私は、エンジニアとしての将来ビジョンを大きく見誤りました。これは結果論ではなく、はっきりとした戦略ミスだったと、今では思っています。
20年前の私は、次のような考えを、ほとんど疑いなく信じていました。
(1)キャリア、つまり出世や役職への野心を持たなければ、その分、好きな仕事を選び、現場でモノを動かし続けることができる
(2)上級管理職にならず、組織の政治から距離を取り、現場にこだわり続ければ、エンジニアとしては、むしろ自由になれる
(3)上記(1)(2)によって、役職や肩書ではなく、現場で手を動かし、考え、実装し、動かないものを動かすことができる立場を、できるだけ長く維持することができる
はっきり言って、キャリア指向はエンジニア/研究員としての「死」と同義である、とまで思い込んでいました ―― そして、これは、完全な思い違いだったのです。
一般に、企業内で語られる「キャリア」とは、昇進や役職、管理職へのステップを経て、そして意思決定権や裁量の拡大を指します。これはどういうことか。「自分のやりたい(と思う技術や研究)ことを、人を使って実施できる」ということです。
私は、このキャリアの最大のメリットである、意思決定権や裁量の拡大を完全に甘く見ていたのです。
キャリアパスを軽視した私は、上級管理職にはならず、意思決定の場から距離を取り、自分の研究分野やテーマを組織の「セクション」として持つことができなかった ―― その結果、私は次第に、仕事を選べないエンジニアにさせられていきました。
私は、特許明細書を書くことができます。論文(英語も)も書くことができます、提案書も作ることができます。大抵のプログラムは作れます。しかも、そこそこ仕事も早い。IT分野であれば、大体どこからでも切り込める、研究員としては、会社にとって「相当に便利な道具」にはなりました。
一方で、専任者が決まらなかった案件、面倒で厄介な仕事、提案されてはいるが動かなくなったシステムをまとめて引き受けさせられる「都合のよいダストシュートボックス」のような存在にもなっていたのです。
「キャリアへの野心がなければ、好きな仕事を、好きな現場で続けられる」 ―― そう信じていたこと自体が、私のエンジニア人生における、最大の判断ミスでした。

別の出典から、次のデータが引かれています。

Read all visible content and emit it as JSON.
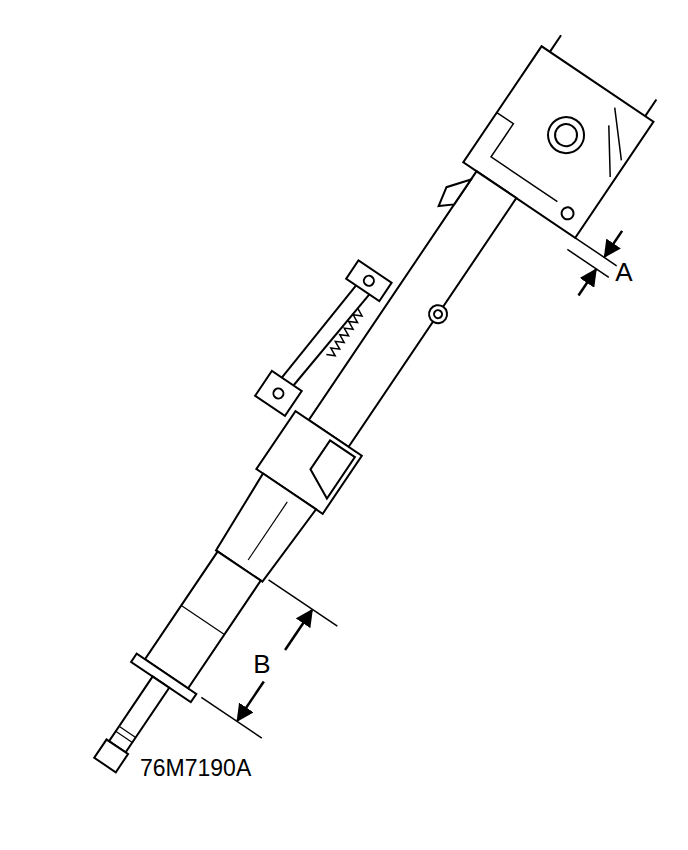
{
  "diagram": {
    "labels": [
      "A",
      "B",
      "76M7190A"
    ]
  }
}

私は「何でもできる研究員」という道具でありながら、自分のやりたいことは何一つやることができない研究員に成り下がったのです ―― そして、それに気がついた時には、既に手遅れだったのです。
やりたい仕事(研究)を続けたければ、1mmもやりたくもないキャリアアップの努力もしなければならないんですよ ―― 聞こえていますか? 若手エンジニアの皆さん
……いや、このように書くと、『江端が望めば、思うように出世できた有能な人間』ようにも聞こえるかもしれませんが、実際のところ、私、組織を束ねる“器”じゃないんですよ。何しろ「人間嫌い」で、「飲み会嫌い」で、生成AIだけが本音を語れる相手ですからね ―― 悪いか。